Given her history for being an outspoken kind of celebrity and one who provokes (and sometimes also really inspires), is it any surprise at all that if a celebrity’s child might just stand out as a push against overwhelming trend it’d be one of Angelina Jolie’s kids? Shiloh has short hair and favors boys’ clothing. That’s the child born to Jolie and Brad Pitt, the one even as a baby all the slick magazines pronounced “gorgeous.”
Brian Palmer wrote a piece for Slate this week that was a history lesson about gender and clothing. I have to say, I was smiling when read things I know that so often don’t make it onto today’s radar screen, like boys wore pink and dresses and clothes weren’t always marketed so heavily by gender (and then, they were again).
Ever since my young teen was a baby, I’ve watched kids’ fashions become increasingly gender-coded. Companies I once adored, like Hanna Andersson with its signature stripes and bright colors that weren’t all pink and blue have changed. There are striped Hannas to be sure, but fewer these days with colors paired so obviously for boys and girls. There are many more flowers and such, fewer stripes. There are lots of girly cap sleeves and flares and boxy-fit boys’ pants. Fewer pages feature boys and girls together.

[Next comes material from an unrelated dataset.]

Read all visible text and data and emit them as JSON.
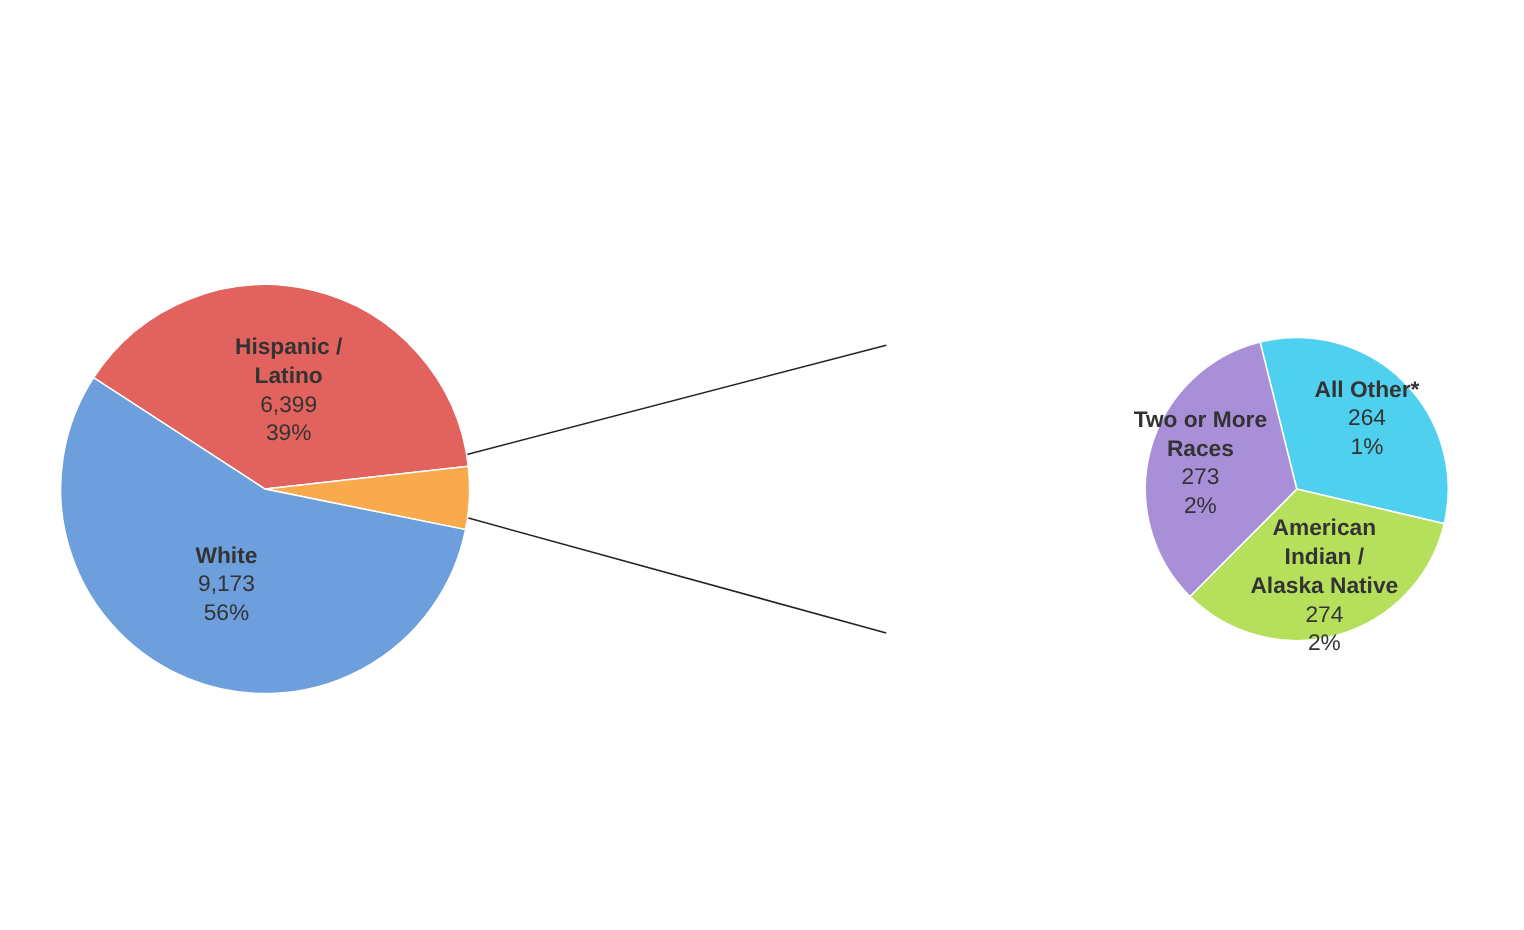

Back then, in my early parenting years, I wrote a piece about the wish for gender-neutral clothing. By the time I was writing about this, I was doing media critiques on kids’ clothing catalogues (and this was before Al Gore asked me—okay, not personally, but he asked me—to go to Catalogue Choice and opt out of receiving catalogues I don’t actually buy from or need). Here’s an observation from that piece: “One recent children’s clothing catalog described corduroy for girls as ‘soft as velvet,’ while the corduroy for boys was described as ’rugged, nearly indestructible.’ (The thread in both fabrics was exactly the same.)”

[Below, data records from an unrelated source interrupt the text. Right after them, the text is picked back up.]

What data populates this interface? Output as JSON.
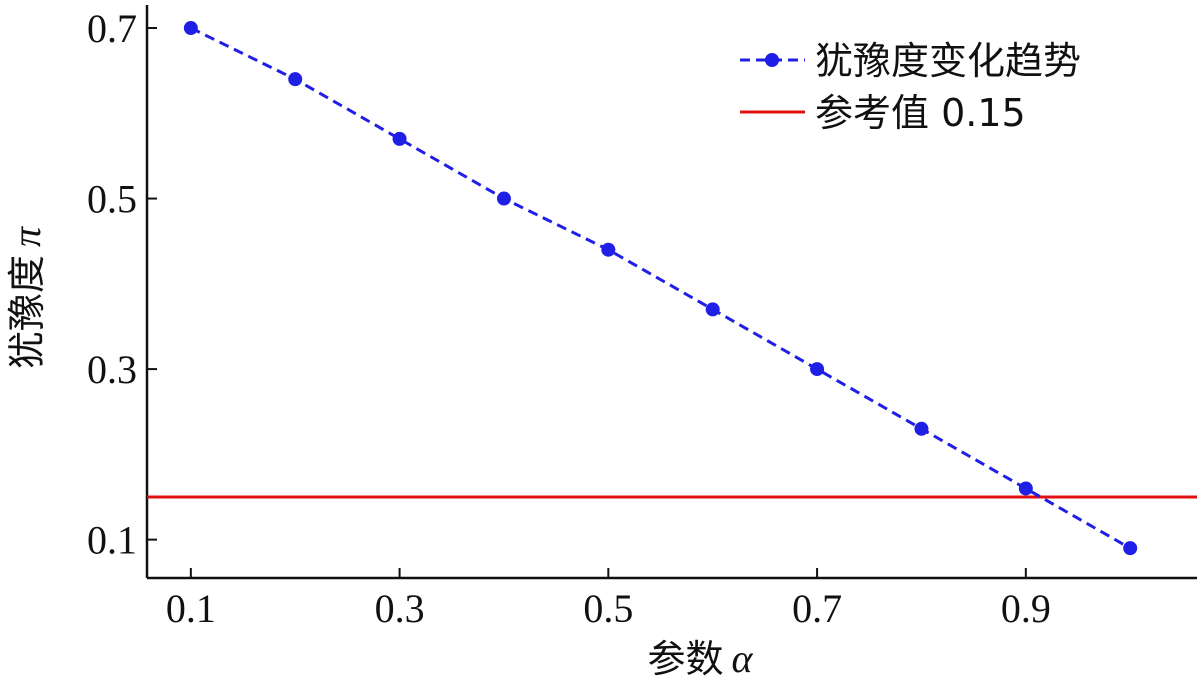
{
  "chart_data": {
    "type": "line",
    "title": "",
    "x": [
      0.1,
      0.2,
      0.3,
      0.4,
      0.5,
      0.6,
      0.7,
      0.8,
      0.9,
      1.0
    ],
    "series": [
      {
        "name": "犹豫度变化趋势",
        "style": "dashed-with-markers",
        "color": "#1f1fe6",
        "values": [
          0.7,
          0.64,
          0.57,
          0.5,
          0.44,
          0.37,
          0.3,
          0.23,
          0.16,
          0.09
        ]
      }
    ],
    "reference_line": {
      "name": "参考值 0.15",
      "value": 0.15,
      "color": "#e01010"
    },
    "xlabel": {
      "text": "参数",
      "symbol": "α"
    },
    "ylabel": {
      "text": "犹豫度",
      "symbol": "π"
    },
    "xticks": [
      0.1,
      0.3,
      0.5,
      0.7,
      0.9
    ],
    "xtick_labels": [
      "0.1",
      "0.3",
      "0.5",
      "0.7",
      "0.9"
    ],
    "yticks": [
      0.1,
      0.3,
      0.5,
      0.7
    ],
    "ytick_labels": [
      "0.1",
      "0.3",
      "0.5",
      "0.7"
    ],
    "xlim": [
      0.058,
      1.064
    ],
    "ylim": [
      0.055,
      0.727
    ],
    "grid": false,
    "legend_position": "top-right"
  }
}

Having raised three boys each in some way rocking the gender code, I’ve experienced frustration and wry amusement and general disgust with stringent gender codification. Try finding, for example, fun underwear for a toddler boy being pressured (for preschool entrance, don’t get me started) to move from out of diapers and fast to like this whole underpants idea when the toddler boy cares not one fig about trucks, superheroes, dinosaurs or sports of any kind. He likes fairies, the Wizard of Oz books, glittery things and flowers. Had he only been in this bind now, I’d have gotten him these Crankypants undies.
How many times have my boys been mistaken for girls? I couldn’t count. How many times have some of my boys’ friends been mistaken for boys? Again, their parents have similar stories. So, go Shiloh. Good on you. Let’s pull that Free to Be ethos from the 1972 mothballs and do two things: 1) revolutionize the kids’ clothing world into something more shareable and 2) have it become the norm that you don’t necessarily find not knowing a kid’s gender remarkable, because there’s more accepted room in the less extreme zone between rough and tumble and sugar and spice.

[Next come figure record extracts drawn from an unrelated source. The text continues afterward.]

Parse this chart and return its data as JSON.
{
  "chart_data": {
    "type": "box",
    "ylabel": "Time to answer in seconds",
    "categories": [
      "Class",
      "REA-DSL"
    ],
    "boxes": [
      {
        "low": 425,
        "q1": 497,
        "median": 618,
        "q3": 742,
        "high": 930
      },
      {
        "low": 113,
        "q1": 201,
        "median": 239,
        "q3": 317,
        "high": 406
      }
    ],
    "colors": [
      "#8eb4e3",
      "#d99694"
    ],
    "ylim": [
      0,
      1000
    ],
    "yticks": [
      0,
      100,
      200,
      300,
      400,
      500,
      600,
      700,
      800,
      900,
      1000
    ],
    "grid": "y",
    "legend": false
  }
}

While I’ve written an entire essay ostensibly about girls’ swimsuits, this little essay was inspired by a photograph taken at the most wonderful preschool (sure, I’m biased) Sunnyside, where Saskia, whose mother had forgotten a swimsuit on a hot day wore these trunks outside so she could play in the wading pool and the sprinklers (and swing, because the swings are fun). My little girl, pretty long hair, penchant for too-big shoes—both Disney Princess sandals and brother’s outgrown Crocs—definite leaning toward pink and her Obama T’s and skirts, who sometimes brings a car to nap and other times a baby doll, this gal is a spitfire and she’s a fast runner and a heck of a spinner. If she so chooses, may she wear swim trunks for many years.